RealityMage wrote:As to the last poster, you could write portable code by testing the WXUSINGDLL definition (or something like that), and using preprocessor commands to conditionally execute different macros.
Not necessary. You can write portable code by just using DECLARE_LOCAL_EVENT_TYPE for all event types declared
and defined by the app (by which I mean in one of statically-linked units). Luckily all the quirks only apply to DECLARE macros; DEFINE_LOCAL_EVENT_TYPE is (currently) just a synonym for the non-LOCAL.
The non-LOCAL is used for events residing inside wxWidgets library -- and it makes a difference only when you're building/using wx.dll. If building, it declares the event type __declspec(dllexport); if using, it's __declspec(dllimport). In all other cases (includes linking against wx static lib), it's the same as LOCAL, that is no __declspec. I really don't know why there are non-LOCALs in the docs' examples, and I think it's wrong. Probably a left-over from the days when there was no need for LOCALs.

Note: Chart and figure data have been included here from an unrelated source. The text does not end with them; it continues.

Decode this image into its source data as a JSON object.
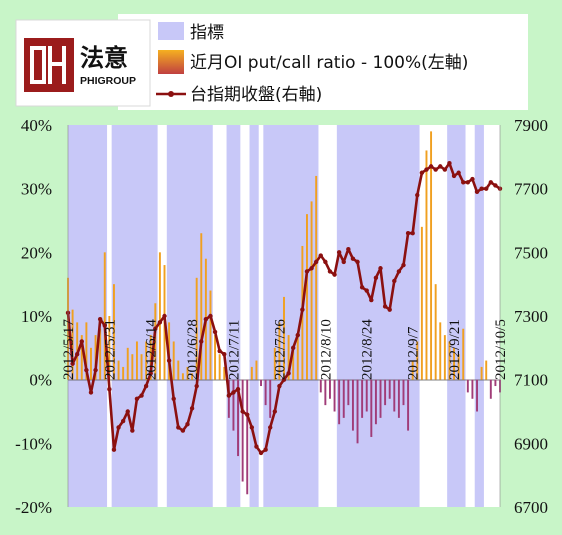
{
  "logo": {
    "mark": "法意",
    "company": "PHIGROUP"
  },
  "legend": [
    {
      "key": "index",
      "label": "指標",
      "color": "#c8c8f8"
    },
    {
      "key": "ratio",
      "label": "近月OI put/call ratio - 100%(左軸)",
      "color": "#f0a020"
    },
    {
      "key": "close",
      "label": "台指期收盤(右軸)",
      "color": "#8b1010"
    }
  ],
  "chart_data": {
    "type": "bar+line",
    "left_axis": {
      "ticks": [
        "40%",
        "30%",
        "20%",
        "10%",
        "0%",
        "-10%",
        "-20%"
      ],
      "range": [
        -20,
        40
      ]
    },
    "right_axis": {
      "ticks": [
        "7900",
        "7700",
        "7500",
        "7300",
        "7100",
        "6900",
        "6700"
      ],
      "range": [
        6700,
        7900
      ]
    },
    "x_labels": [
      "2012/5/17",
      "2012/5/31",
      "2012/6/14",
      "2012/6/28",
      "2012/7/11",
      "2012/7/26",
      "2012/8/10",
      "2012/8/24",
      "2012/9/7",
      "2012/9/21",
      "2012/10/5"
    ],
    "x_label_index": [
      0,
      9,
      18,
      27,
      36,
      46,
      56,
      65,
      75,
      84,
      94
    ],
    "indicator_periods": [
      [
        0,
        8
      ],
      [
        10,
        19
      ],
      [
        22,
        31
      ],
      [
        35,
        37
      ],
      [
        40,
        41
      ],
      [
        43,
        54
      ],
      [
        59,
        76
      ],
      [
        83,
        86
      ],
      [
        89,
        90
      ]
    ],
    "ratio_values": [
      16,
      11,
      9,
      7,
      9,
      5,
      7,
      8,
      20,
      10,
      15,
      3,
      2,
      5,
      4,
      6,
      4,
      6,
      7,
      12,
      20,
      18,
      9,
      6,
      3,
      1,
      2,
      1,
      16,
      23,
      19,
      14,
      7,
      4,
      2,
      -6,
      -8,
      -12,
      -16,
      -18,
      2,
      3,
      -1,
      -4,
      -6,
      5,
      9,
      13,
      7,
      5,
      7,
      21,
      26,
      28,
      32,
      -2,
      -4,
      -3,
      -5,
      -7,
      -6,
      -4,
      -8,
      -10,
      -6,
      -5,
      -9,
      -7,
      -6,
      -4,
      -3,
      -5,
      -6,
      -4,
      -8,
      3,
      6,
      24,
      36,
      39,
      15,
      9,
      7,
      6,
      5,
      4,
      8,
      -2,
      -3,
      -5,
      2,
      3,
      -3,
      -1,
      -2
    ],
    "close_values": [
      7310,
      7150,
      7180,
      7220,
      7130,
      7060,
      7130,
      7290,
      7270,
      7070,
      6880,
      6950,
      6970,
      7000,
      6940,
      7040,
      7050,
      7080,
      7120,
      7260,
      7280,
      7300,
      7160,
      7040,
      6950,
      6940,
      6960,
      7010,
      7080,
      7220,
      7290,
      7300,
      7250,
      7190,
      7180,
      7050,
      7060,
      7070,
      7000,
      6990,
      6950,
      6890,
      6870,
      6880,
      6950,
      7000,
      7080,
      7100,
      7120,
      7200,
      7240,
      7320,
      7440,
      7450,
      7470,
      7490,
      7470,
      7440,
      7430,
      7500,
      7470,
      7510,
      7480,
      7470,
      7390,
      7380,
      7350,
      7420,
      7450,
      7330,
      7320,
      7410,
      7440,
      7460,
      7560,
      7560,
      7680,
      7750,
      7760,
      7770,
      7760,
      7770,
      7760,
      7780,
      7740,
      7750,
      7720,
      7720,
      7730,
      7690,
      7700,
      7700,
      7720,
      7710,
      7700
    ]
  }
}
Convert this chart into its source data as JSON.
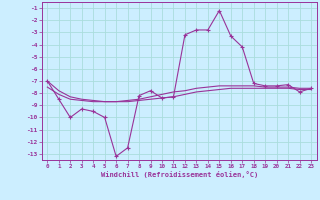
{
  "hours": [
    0,
    1,
    2,
    3,
    4,
    5,
    6,
    7,
    8,
    9,
    10,
    11,
    12,
    13,
    14,
    15,
    16,
    17,
    18,
    19,
    20,
    21,
    22,
    23
  ],
  "main_line": [
    -7.0,
    -8.5,
    -10.0,
    -9.3,
    -9.5,
    -10.0,
    -13.2,
    -12.5,
    -8.2,
    -7.8,
    -8.4,
    -8.3,
    -3.2,
    -2.8,
    -2.8,
    -1.2,
    -3.3,
    -4.2,
    -7.2,
    -7.4,
    -7.4,
    -7.3,
    -7.9,
    -7.6
  ],
  "smooth_line1": [
    -7.0,
    -7.8,
    -8.3,
    -8.5,
    -8.6,
    -8.7,
    -8.7,
    -8.7,
    -8.6,
    -8.5,
    -8.4,
    -8.3,
    -8.1,
    -7.9,
    -7.8,
    -7.7,
    -7.6,
    -7.6,
    -7.6,
    -7.6,
    -7.6,
    -7.6,
    -7.7,
    -7.7
  ],
  "smooth_line2": [
    -7.5,
    -8.1,
    -8.5,
    -8.6,
    -8.7,
    -8.7,
    -8.7,
    -8.6,
    -8.5,
    -8.3,
    -8.1,
    -7.9,
    -7.8,
    -7.6,
    -7.5,
    -7.4,
    -7.4,
    -7.4,
    -7.4,
    -7.5,
    -7.5,
    -7.5,
    -7.6,
    -7.6
  ],
  "bg_color": "#cceeff",
  "grid_color": "#aadddd",
  "line_color": "#993399",
  "xlabel": "Windchill (Refroidissement éolien,°C)",
  "ylim_min": -13.5,
  "ylim_max": -0.5,
  "xlim_min": -0.5,
  "xlim_max": 23.5
}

If you plan to have a custom DLL exporting some custom event types, you'll need your own MYDECLSPEC (defined conditionally based on whether your dll is being built/used like in the previous paragraph; you can use WXEXPORT and WXIMPORT macros from "wx/dlimpexp.h" to simplify it a bit and avoid the ugly __declspec). Then put DECLARE_EXPORTED_EVENT_TYPE(MYDECLSPEC, MYEVENT, -1) in your dll's interface header instead of the ordinary. Each such dll must have it's own declspec #define, just like the above-mentioned dlimpexp.h defines WXMAKINGDLL_BASE, WXMAKINGDLL_NET, WXMAKINGDLL_CORE etc. for building wxWidgets broken into multiple dlls.